Interpret performance data

Performance data can guide you in tuning the performance of your storage array.

When interpreting Performance data, keep in mind that several factors affect the performance of your storage array. The following table describes the main areas to consider.

Performance data Implications for performance tuning
Latency (milliseconds, or ms)

Monitor the I/O activity of a specific object.

Potentially identify objects that are bottlenecks:

  • If a volume group is shared among several volumes, the individual volumes might need their own volume groups to improve the sequential performance of the drives and decrease latency.

  • With pools, larger latencies are introduced and uneven workloads might exist between drives, making the latency values less meaningful and, in general, higher.

  • Drive type and speed influence latency. With random I/O, faster spinning drives spend less time moving to and from different locations on the disk.

  • Too few drives result in more queued commands and a greater period of time for the drive to process the command, increasing the general latency of the system.

  • Larger I/Os have greater latency due to the additional time involved with transferring data.

  • Higher latency might indicate that the I/O pattern is random in nature. Drives with random I/O will have greater latency than those with sequential streams.

  • A disparity in latency among drives or volumes of a common volume group could indicate a slow drive.


Factors that affect input/output operations per second (IOPS or IOs/sec) include these items:

  • Access pattern (random or sequential)

  • I/O size

  • RAID level

  • Cache block size

  • Whether read caching is enabled

  • Whether write caching is enabled

  • Dynamic cache read prefetch

  • Segment size

  • The number of drives in the volume groups or storage array

The higher the cache hit rate, the higher I/O rates will be. Higher write I/O rates are experienced with write caching enabled compared to disabled. In deciding whether to enable write caching for an individual volume, look at the current IOPS and the maximum IOPS. You should see higher rates for sequential I/O patterns than for random I/O patterns. Regardless of your I/O pattern, enable write caching to maximize the I/O rate and to shorten the application response time.

You can see performance improvements caused by changing the segment size in the IOPS statistics for a volume. Experiment to determine the optimal segment size, or use the file system size or database block size.


Transfer or throughput rates are determined by the application I/O size and the I/O rate. Generally, small application I/O requests result in a lower transfer rate but provide a faster I/O rate and shorter response time. With larger application I/O requests, higher throughput rates are possible.

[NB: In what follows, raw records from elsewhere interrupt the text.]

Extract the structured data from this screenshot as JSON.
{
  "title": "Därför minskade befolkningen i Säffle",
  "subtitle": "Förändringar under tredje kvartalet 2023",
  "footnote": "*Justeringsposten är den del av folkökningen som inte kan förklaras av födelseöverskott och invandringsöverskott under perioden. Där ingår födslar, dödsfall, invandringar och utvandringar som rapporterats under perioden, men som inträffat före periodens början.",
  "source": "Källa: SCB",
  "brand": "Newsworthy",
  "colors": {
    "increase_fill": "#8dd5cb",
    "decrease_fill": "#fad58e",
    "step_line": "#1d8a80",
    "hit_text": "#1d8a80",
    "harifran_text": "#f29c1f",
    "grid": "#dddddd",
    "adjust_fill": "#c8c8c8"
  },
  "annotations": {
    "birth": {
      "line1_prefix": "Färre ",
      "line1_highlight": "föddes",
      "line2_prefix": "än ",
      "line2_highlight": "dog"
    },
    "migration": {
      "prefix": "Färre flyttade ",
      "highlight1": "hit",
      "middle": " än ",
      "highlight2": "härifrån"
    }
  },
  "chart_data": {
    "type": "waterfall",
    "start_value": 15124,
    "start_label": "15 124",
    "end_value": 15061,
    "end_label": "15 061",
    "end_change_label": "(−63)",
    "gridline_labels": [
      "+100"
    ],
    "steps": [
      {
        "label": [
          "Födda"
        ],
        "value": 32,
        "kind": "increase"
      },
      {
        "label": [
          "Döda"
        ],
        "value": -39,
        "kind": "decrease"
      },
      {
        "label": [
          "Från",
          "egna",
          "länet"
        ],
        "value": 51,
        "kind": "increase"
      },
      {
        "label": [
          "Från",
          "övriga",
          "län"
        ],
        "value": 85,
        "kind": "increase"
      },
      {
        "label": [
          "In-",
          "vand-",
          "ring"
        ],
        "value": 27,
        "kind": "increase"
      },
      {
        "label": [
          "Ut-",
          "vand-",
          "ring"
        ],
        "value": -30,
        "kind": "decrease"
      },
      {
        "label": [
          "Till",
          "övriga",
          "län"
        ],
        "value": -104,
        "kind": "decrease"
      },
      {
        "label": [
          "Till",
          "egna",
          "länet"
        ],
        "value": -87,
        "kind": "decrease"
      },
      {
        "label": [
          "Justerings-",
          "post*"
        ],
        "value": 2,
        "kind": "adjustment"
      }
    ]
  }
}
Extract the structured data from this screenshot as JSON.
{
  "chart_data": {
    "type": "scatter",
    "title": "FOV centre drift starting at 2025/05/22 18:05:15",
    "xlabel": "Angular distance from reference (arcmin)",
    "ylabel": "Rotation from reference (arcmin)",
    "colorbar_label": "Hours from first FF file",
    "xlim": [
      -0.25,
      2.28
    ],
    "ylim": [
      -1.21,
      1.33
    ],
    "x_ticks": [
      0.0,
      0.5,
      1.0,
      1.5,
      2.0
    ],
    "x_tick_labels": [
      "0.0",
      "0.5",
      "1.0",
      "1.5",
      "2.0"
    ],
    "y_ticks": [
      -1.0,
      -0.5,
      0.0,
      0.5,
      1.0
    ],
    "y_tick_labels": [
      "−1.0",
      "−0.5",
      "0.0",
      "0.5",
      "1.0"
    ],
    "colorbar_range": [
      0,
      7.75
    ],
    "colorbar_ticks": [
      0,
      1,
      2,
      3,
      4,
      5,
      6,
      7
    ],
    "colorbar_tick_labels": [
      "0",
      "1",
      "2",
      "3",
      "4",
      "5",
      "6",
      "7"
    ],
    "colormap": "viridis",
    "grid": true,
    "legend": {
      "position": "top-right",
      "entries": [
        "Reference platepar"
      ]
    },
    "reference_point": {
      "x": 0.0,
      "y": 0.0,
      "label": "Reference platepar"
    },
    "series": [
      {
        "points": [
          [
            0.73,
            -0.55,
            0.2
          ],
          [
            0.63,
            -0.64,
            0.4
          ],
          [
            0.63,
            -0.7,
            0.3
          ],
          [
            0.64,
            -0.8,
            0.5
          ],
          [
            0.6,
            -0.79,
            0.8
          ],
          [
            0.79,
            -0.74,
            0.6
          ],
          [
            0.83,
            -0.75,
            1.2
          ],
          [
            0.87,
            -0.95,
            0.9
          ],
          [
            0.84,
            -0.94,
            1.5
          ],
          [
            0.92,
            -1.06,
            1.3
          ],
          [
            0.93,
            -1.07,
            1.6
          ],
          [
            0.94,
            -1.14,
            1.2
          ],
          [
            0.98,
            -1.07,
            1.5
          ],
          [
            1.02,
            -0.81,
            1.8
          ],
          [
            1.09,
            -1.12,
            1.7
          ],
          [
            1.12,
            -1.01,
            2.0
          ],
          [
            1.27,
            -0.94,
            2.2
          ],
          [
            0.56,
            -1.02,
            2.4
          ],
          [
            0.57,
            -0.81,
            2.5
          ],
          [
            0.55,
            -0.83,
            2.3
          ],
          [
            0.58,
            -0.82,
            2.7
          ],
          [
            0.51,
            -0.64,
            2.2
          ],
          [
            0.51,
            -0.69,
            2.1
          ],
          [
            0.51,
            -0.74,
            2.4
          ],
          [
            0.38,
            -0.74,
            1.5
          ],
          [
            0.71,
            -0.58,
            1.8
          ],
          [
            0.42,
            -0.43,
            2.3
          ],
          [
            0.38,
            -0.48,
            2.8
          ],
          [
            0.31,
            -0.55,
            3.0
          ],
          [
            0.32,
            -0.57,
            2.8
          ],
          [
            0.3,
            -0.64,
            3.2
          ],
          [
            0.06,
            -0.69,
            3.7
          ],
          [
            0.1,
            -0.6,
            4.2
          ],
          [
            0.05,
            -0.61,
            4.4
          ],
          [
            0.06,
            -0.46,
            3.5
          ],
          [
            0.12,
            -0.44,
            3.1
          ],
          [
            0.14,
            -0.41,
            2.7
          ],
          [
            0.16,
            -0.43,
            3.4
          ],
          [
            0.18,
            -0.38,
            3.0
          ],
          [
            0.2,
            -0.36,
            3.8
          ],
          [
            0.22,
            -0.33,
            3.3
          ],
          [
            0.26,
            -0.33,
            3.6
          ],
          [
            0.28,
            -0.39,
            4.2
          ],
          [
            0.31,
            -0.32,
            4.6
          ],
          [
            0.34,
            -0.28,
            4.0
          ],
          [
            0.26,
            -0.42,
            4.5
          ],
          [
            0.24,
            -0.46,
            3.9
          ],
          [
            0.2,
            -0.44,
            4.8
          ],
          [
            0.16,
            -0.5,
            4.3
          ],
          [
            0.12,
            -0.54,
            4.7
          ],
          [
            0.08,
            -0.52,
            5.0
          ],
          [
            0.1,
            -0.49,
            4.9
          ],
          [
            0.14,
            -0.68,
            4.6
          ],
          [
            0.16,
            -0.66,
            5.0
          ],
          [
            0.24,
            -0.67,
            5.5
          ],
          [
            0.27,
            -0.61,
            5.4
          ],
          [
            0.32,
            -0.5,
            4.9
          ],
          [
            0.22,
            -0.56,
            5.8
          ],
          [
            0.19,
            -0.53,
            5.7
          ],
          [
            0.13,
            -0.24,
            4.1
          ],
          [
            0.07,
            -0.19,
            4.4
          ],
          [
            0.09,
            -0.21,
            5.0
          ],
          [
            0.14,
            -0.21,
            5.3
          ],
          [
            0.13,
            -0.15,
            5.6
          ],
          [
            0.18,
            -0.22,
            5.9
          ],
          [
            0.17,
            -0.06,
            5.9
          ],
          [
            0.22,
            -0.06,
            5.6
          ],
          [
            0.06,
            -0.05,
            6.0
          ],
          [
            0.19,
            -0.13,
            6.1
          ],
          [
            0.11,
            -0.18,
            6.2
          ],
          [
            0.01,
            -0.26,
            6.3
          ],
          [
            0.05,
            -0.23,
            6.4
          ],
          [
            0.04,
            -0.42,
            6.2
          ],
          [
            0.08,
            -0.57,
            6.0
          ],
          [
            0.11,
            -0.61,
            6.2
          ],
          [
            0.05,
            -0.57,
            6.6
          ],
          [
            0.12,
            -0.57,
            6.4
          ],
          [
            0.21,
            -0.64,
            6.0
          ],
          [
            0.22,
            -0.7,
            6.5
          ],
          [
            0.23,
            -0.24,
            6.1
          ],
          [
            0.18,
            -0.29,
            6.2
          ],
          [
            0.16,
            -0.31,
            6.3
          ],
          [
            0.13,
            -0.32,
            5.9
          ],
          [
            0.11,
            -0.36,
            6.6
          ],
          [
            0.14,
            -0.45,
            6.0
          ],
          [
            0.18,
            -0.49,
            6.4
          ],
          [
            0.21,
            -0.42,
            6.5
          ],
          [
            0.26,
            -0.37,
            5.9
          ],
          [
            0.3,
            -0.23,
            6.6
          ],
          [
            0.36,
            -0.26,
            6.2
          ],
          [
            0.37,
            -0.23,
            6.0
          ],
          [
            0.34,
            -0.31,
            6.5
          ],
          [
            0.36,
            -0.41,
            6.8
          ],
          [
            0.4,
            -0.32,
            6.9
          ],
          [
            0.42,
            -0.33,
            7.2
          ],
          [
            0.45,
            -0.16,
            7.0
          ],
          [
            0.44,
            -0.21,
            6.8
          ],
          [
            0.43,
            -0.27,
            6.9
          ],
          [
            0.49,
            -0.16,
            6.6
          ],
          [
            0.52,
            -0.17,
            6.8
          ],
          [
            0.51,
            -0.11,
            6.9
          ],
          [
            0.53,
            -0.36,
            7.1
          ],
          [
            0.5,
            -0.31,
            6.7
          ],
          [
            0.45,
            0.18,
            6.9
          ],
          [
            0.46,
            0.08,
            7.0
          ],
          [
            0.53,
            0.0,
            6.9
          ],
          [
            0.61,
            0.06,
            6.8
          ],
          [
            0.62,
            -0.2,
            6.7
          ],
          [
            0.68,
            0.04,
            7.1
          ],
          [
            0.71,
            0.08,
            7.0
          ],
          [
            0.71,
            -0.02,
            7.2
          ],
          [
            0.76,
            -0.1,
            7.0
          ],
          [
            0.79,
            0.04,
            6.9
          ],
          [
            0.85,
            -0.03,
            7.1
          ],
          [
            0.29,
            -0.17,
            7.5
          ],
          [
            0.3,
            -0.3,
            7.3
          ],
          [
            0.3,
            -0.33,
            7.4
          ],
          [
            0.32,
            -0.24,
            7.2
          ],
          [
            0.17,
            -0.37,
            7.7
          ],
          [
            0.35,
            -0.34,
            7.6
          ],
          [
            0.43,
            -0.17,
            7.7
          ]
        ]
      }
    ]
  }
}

Understanding your typical application I/O patterns can help you determine the maximum I/O transfer rates for a specific storage array.


This value is a percentage of processing capacity that is being used.

You might notice a disparity in the CPU usage of the same types of objects. For example, the CPU usage of one controller is heavy or is increasing over time while that of the other controller is lighter or more stable. In this case, you might want to change the controller ownership of one or more volumes to the controller with the lower CPU percentage.

You might want to monitor CPU across the storage array. If CPU continues to increase over time while application performance decreases, you might need to add storage arrays. By adding storage arrays to your enterprise, you can continue to meet application needs at an acceptable performance level.


Headroom refers to the remaining performance capability of the controllers, the controller host channels, and the controller drive channels. This value is expressed as a percentage and represents the gap between the maximum possible performance these objects are able to deliver and the current performance levels.

  • For the controllers, headroom is a percentage of maximum possible IOPS.

  • For the channels, headroom is a percentage of maximum throughput, or MiB/s. Read throughput, write throughput, and bidirectional throughput are included in the calculation.